Emily Nobel Maxwell describes the work she does as The Nature Conservancy’s New York Division Cities Director as the “marriage of science and policy.” What that means is that she spends her time looking for answers to questions like, “What benefits do trees offer cities?” And, “How can government, civil society groups, and property owners work together to expand nature in urban settings, especially in ways that increase equity, build community, adapt to extreme weather, and reduce temperatures in the hottest—and often the poorest—of neighborhoods?”
For Maxwell, these questions tie deeply to who she is: someone with a visceral connection to people and to other living things. Her passions have led her to champion New York’s urban forest in particular—its more than 7 million oaks, sycamores, hickories, magnolias and more. At present, there is no entity, public or private, that manages, maintains and develops this crucial resource. “Can you imagine having an asset valued at $5.7 billion, without a clear, funded plan or sufficient leadership to care for it as a whole, now and into the future?” she asks. Her work, including co-authorship of a first-of-its-kind report titled The State of the Urban Forest in New York City, is a years-long effort to change that.

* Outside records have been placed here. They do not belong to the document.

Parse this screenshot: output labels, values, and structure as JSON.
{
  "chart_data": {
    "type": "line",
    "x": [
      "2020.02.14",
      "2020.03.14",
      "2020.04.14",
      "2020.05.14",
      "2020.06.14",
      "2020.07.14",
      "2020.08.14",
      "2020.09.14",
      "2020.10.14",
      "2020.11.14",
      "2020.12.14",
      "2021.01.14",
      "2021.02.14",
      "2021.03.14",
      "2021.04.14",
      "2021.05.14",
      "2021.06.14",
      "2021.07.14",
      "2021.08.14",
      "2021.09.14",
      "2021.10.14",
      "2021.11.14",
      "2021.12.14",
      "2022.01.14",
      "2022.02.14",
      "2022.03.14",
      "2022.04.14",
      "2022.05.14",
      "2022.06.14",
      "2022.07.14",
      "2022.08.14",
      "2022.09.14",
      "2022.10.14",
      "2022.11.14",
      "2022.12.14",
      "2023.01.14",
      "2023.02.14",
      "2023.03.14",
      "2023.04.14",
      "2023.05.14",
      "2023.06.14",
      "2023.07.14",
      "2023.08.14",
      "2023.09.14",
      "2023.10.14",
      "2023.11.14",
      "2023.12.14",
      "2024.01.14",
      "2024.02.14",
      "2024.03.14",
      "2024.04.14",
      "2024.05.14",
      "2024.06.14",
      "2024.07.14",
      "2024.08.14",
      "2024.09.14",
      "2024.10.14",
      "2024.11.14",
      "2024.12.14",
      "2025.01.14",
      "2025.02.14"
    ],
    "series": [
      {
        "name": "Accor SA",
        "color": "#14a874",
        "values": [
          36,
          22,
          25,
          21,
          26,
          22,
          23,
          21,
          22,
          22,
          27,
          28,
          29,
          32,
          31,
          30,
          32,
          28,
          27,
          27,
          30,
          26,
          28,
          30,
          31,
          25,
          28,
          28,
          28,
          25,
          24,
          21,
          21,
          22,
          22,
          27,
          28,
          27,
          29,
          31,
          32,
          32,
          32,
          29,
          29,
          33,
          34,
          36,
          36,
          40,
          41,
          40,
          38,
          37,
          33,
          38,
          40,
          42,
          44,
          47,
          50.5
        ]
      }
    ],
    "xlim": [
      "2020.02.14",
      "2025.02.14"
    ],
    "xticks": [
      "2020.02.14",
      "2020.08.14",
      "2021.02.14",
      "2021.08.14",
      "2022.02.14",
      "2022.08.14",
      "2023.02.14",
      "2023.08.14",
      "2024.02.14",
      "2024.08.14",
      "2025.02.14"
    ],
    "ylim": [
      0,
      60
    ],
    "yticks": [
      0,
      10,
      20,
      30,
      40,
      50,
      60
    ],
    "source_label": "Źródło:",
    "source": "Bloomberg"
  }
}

Maxwell’s love of both cities and nature started early. “When I was fairly little, my mom woke me up at two in the morning because there was a tiny owl sitting on the tree outside our house in Philadelphia,” she recalls. The “very alternative” elementary school she attended took kids out to an old farm at the city’s edge once a week and let them roam free.
These experiences and others led Maxwell, then in college at New York City’s The New School, to organize against the Giuliani administration’s proposed, 1999 sell-off of more than 100 City-owned lots that were home to community gardens. “I thought this was such a horrifying way to treat the gardeners and the lands,” she says. “These gardens wouldn’t have existed without the love of community members, who made the land valuable enough to sell in the first place.” Many of the gardens, and the communities that grew up around them, exist to this day.
When Maxwell joined The Nature Conservancy eight years ago, she set out to help the organization actualize the essential role cities can play in conservation. Toward that end, she and her team champion trees for their many benefits. As someone with a strong connection to a particular Osage orange in Brooklyn’s Prospect Park, Maxwell knows well how trees can uplift the spirit, with study after study showing that trees can help reduce depression, anxiety and crime. Trees retain stormwater and filter air pollution. Their shade cools people, streets and buildings. And, of course, trees sequester carbon. All these benefits are especially important in a climate-changing world where storms are more frequent and intense, and summer temperatures can spike dangerously high.
Today, Maxwell co-leads the 40+-member Forest for All NYC coalition to promote wise protection, careful stewardship and just expansion of the Big Apple’s tree canopy. Earlier this year, the group released its roadmap: the NYC Urban Forest Agenda. In it, the group calls for a significant increase in the city’s forest canopy, a master plan to invest in and manage New York’s urban forest, and more equitable access to trees and their advantages. As things stand now, the city’s lushest neighborhoods are often its wealthiest and whitest. Data show that residents of neighborhoods with the least vegetation are often the most vulnerable to extreme weather—especially heat waves and flooding.
Key to implementing this roadmap is a new report released this November. It details the city’s tree canopy on a neighborhood-by-neighborhood level and offers particulars on the physical and social infrastructure that supports it. “New York City’s forest is an asset we cannot afford to let go—and one whose benefits must reach more people,” Maxwell says. “We want to make sure the whole forest thrives and expands to help the city—especially its frontline communities—adapt to climate change now and in the years to come.”